Investors View Market Rally with Cautious Optimism
The Dow Jones industrial average is up 15.5 percent for the past four sessions, while the Standard & Poor’s 500 is up 18 percent. For both of these market indicators this has been their biggest four-day rise since the historic Great Depression. Chief market strategist at RDM Financial Group, Michael Sheldon, remarked that “sentiment has turned slightly more positive over the past few days” in response to the various stimulus packages that have been announced, which may very well turn the tide.
Obama’s remarks appear to have saved the day by calming a market that was being hit with waves of negative economic reports. Government reports revealed that unemployment in the U.S. is at recessionary levels, consumer spending continues to decline, new home sales are at their lowest level in nearly eighteen years and factory orders for big-ticket items recorded its worst dip in two years.

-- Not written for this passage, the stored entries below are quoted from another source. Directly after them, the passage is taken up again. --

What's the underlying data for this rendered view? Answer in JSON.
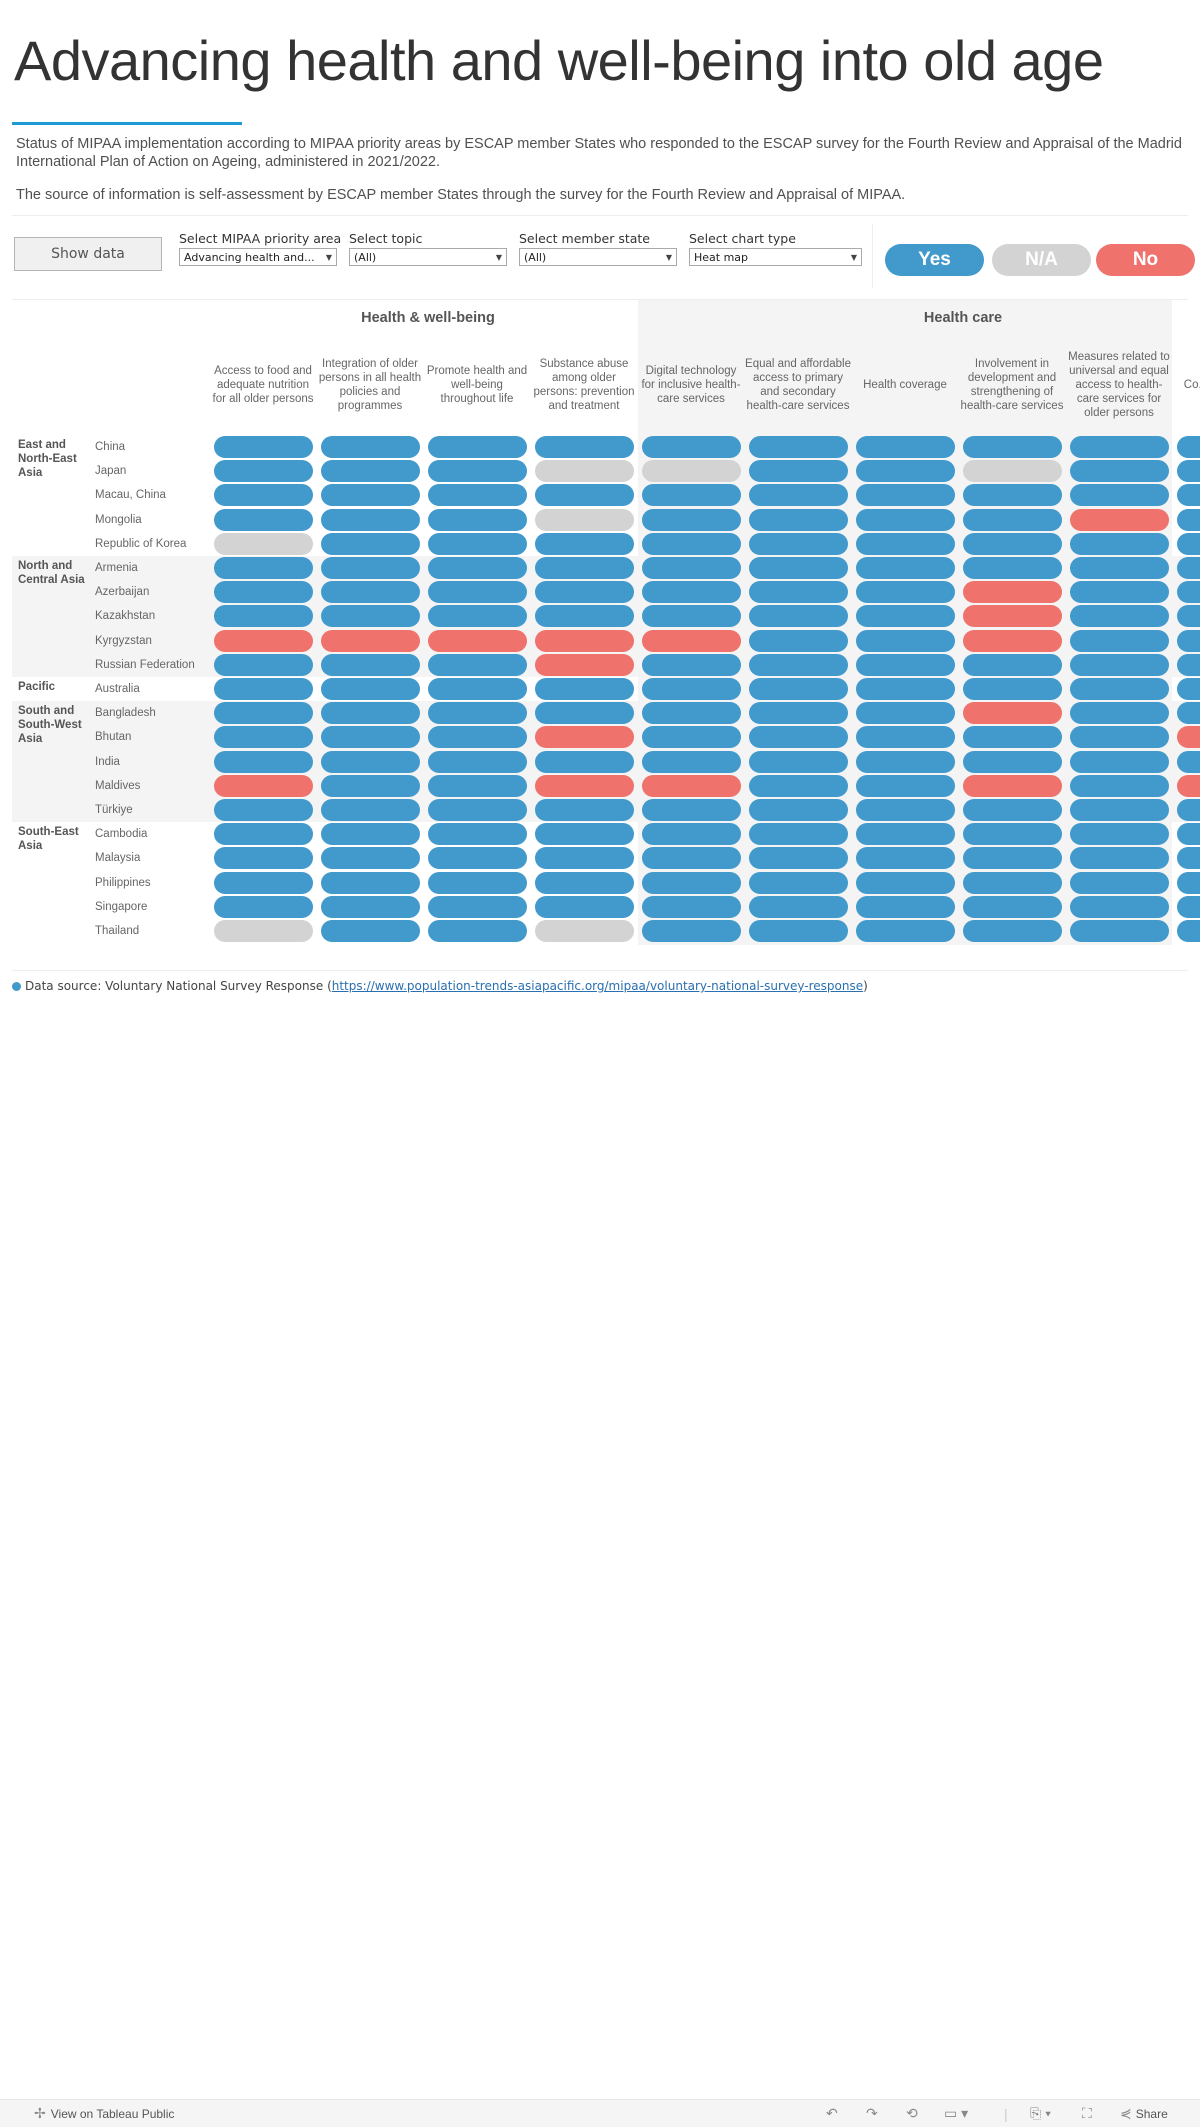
{
  "header": {
    "title": "Advancing health and well-being into old age",
    "description_1": "Status of MIPAA implementation according to MIPAA priority areas by ESCAP member States who responded to the ESCAP survey for the Fourth Review and Appraisal of the Madrid International Plan of Action on Ageing, administered in 2021/2022.",
    "description_2": "The source of information is self-assessment by ESCAP member States through the survey for the Fourth Review and Appraisal of MIPAA."
  },
  "controls": {
    "show_data_label": "Show data",
    "filters": [
      {
        "label": "Select MIPAA priority area",
        "value": "Advancing health and..."
      },
      {
        "label": "Select topic",
        "value": "(All)"
      },
      {
        "label": "Select member state",
        "value": "(All)"
      },
      {
        "label": "Select chart type",
        "value": "Heat map"
      }
    ],
    "legend": {
      "yes": "Yes",
      "na": "N/A",
      "no": "No"
    }
  },
  "colors": {
    "yes": "#4299cc",
    "na": "#d3d3d3",
    "no": "#ef726c",
    "accent": "#1b9ad6"
  },
  "chart_data": {
    "type": "heatmap",
    "value_legend": {
      "Y": "Yes",
      "NA": "N/A",
      "N": "No"
    },
    "groups": [
      {
        "name": "Health & well-being",
        "columns": [
          0,
          1,
          2,
          3
        ]
      },
      {
        "name": "Health care",
        "columns": [
          4,
          5,
          6,
          7,
          8,
          9
        ]
      }
    ],
    "columns": [
      "Access to food and adequate nutrition for all older persons",
      "Integration of older persons in all health policies and programmes",
      "Promote health and well-being throughout life",
      "Substance abuse among older persons: prevention and treatment",
      "Digital technology for inclusive health-care services",
      "Equal and affordable access to primary and secondary health-care services",
      "Health coverage",
      "Involvement  in development and strengthening of health-care services",
      "Measures related to universal and equal access to health-care services for older persons",
      "Co... long... he..."
    ],
    "regions": [
      {
        "name": "East and North-East Asia",
        "countries": [
          "China",
          "Japan",
          "Macau, China",
          "Mongolia",
          "Republic of Korea"
        ]
      },
      {
        "name": "North and Central Asia",
        "countries": [
          "Armenia",
          "Azerbaijan",
          "Kazakhstan",
          "Kyrgyzstan",
          "Russian Federation"
        ]
      },
      {
        "name": "Pacific",
        "countries": [
          "Australia"
        ]
      },
      {
        "name": "South and South-West Asia",
        "countries": [
          "Bangladesh",
          "Bhutan",
          "India",
          "Maldives",
          "Türkiye"
        ]
      },
      {
        "name": "South-East Asia",
        "countries": [
          "Cambodia",
          "Malaysia",
          "Philippines",
          "Singapore",
          "Thailand"
        ]
      }
    ],
    "values": {
      "China": [
        "Y",
        "Y",
        "Y",
        "Y",
        "Y",
        "Y",
        "Y",
        "Y",
        "Y",
        "Y"
      ],
      "Japan": [
        "Y",
        "Y",
        "Y",
        "NA",
        "NA",
        "Y",
        "Y",
        "NA",
        "Y",
        "Y"
      ],
      "Macau, China": [
        "Y",
        "Y",
        "Y",
        "Y",
        "Y",
        "Y",
        "Y",
        "Y",
        "Y",
        "Y"
      ],
      "Mongolia": [
        "Y",
        "Y",
        "Y",
        "NA",
        "Y",
        "Y",
        "Y",
        "Y",
        "N",
        "Y"
      ],
      "Republic of Korea": [
        "NA",
        "Y",
        "Y",
        "Y",
        "Y",
        "Y",
        "Y",
        "Y",
        "Y",
        "Y"
      ],
      "Armenia": [
        "Y",
        "Y",
        "Y",
        "Y",
        "Y",
        "Y",
        "Y",
        "Y",
        "Y",
        "Y"
      ],
      "Azerbaijan": [
        "Y",
        "Y",
        "Y",
        "Y",
        "Y",
        "Y",
        "Y",
        "N",
        "Y",
        "Y"
      ],
      "Kazakhstan": [
        "Y",
        "Y",
        "Y",
        "Y",
        "Y",
        "Y",
        "Y",
        "N",
        "Y",
        "Y"
      ],
      "Kyrgyzstan": [
        "N",
        "N",
        "N",
        "N",
        "N",
        "Y",
        "Y",
        "N",
        "Y",
        "Y"
      ],
      "Russian Federation": [
        "Y",
        "Y",
        "Y",
        "N",
        "Y",
        "Y",
        "Y",
        "Y",
        "Y",
        "Y"
      ],
      "Australia": [
        "Y",
        "Y",
        "Y",
        "Y",
        "Y",
        "Y",
        "Y",
        "Y",
        "Y",
        "Y"
      ],
      "Bangladesh": [
        "Y",
        "Y",
        "Y",
        "Y",
        "Y",
        "Y",
        "Y",
        "N",
        "Y",
        "Y"
      ],
      "Bhutan": [
        "Y",
        "Y",
        "Y",
        "N",
        "Y",
        "Y",
        "Y",
        "Y",
        "Y",
        "N"
      ],
      "India": [
        "Y",
        "Y",
        "Y",
        "Y",
        "Y",
        "Y",
        "Y",
        "Y",
        "Y",
        "Y"
      ],
      "Maldives": [
        "N",
        "Y",
        "Y",
        "N",
        "N",
        "Y",
        "Y",
        "N",
        "Y",
        "N"
      ],
      "Türkiye": [
        "Y",
        "Y",
        "Y",
        "Y",
        "Y",
        "Y",
        "Y",
        "Y",
        "Y",
        "Y"
      ],
      "Cambodia": [
        "Y",
        "Y",
        "Y",
        "Y",
        "Y",
        "Y",
        "Y",
        "Y",
        "Y",
        "Y"
      ],
      "Malaysia": [
        "Y",
        "Y",
        "Y",
        "Y",
        "Y",
        "Y",
        "Y",
        "Y",
        "Y",
        "Y"
      ],
      "Philippines": [
        "Y",
        "Y",
        "Y",
        "Y",
        "Y",
        "Y",
        "Y",
        "Y",
        "Y",
        "Y"
      ],
      "Singapore": [
        "Y",
        "Y",
        "Y",
        "Y",
        "Y",
        "Y",
        "Y",
        "Y",
        "Y",
        "Y"
      ],
      "Thailand": [
        "NA",
        "Y",
        "Y",
        "NA",
        "Y",
        "Y",
        "Y",
        "Y",
        "Y",
        "Y"
      ]
    }
  },
  "footer": {
    "source_prefix": "Data source: Voluntary National Survey Response (",
    "source_link": "https://www.population-trends-asiapacific.org/mipaa/voluntary-national-survey-response",
    "source_suffix": ")"
  },
  "toolbar": {
    "view_on_tableau": "View on Tableau Public",
    "share": "Share"
  }
}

Analysts were, however, expecting the news to be bad and this is seen as another factor for the turnaround in stocks. The holiday shopping season accounts for as much as forty percent of annual profits for a great number of retailers, but it is anticipated that this coming holiday season will see a major decrease in sales as consumers battle with rising unemployment and a decrease in disposable income per household.
Sal Arnuk of Themis Trading LLC sees the activity in the market as “light-volume shrugging off of bad news” and views this as being very encouraging in the short term. Analysts agree that the market’s performance in recent sessions indicate a stabilizing of stocks, but are dubious as to how long it will last in view of the many aspects of the U.S. and global economy that need to be addressed.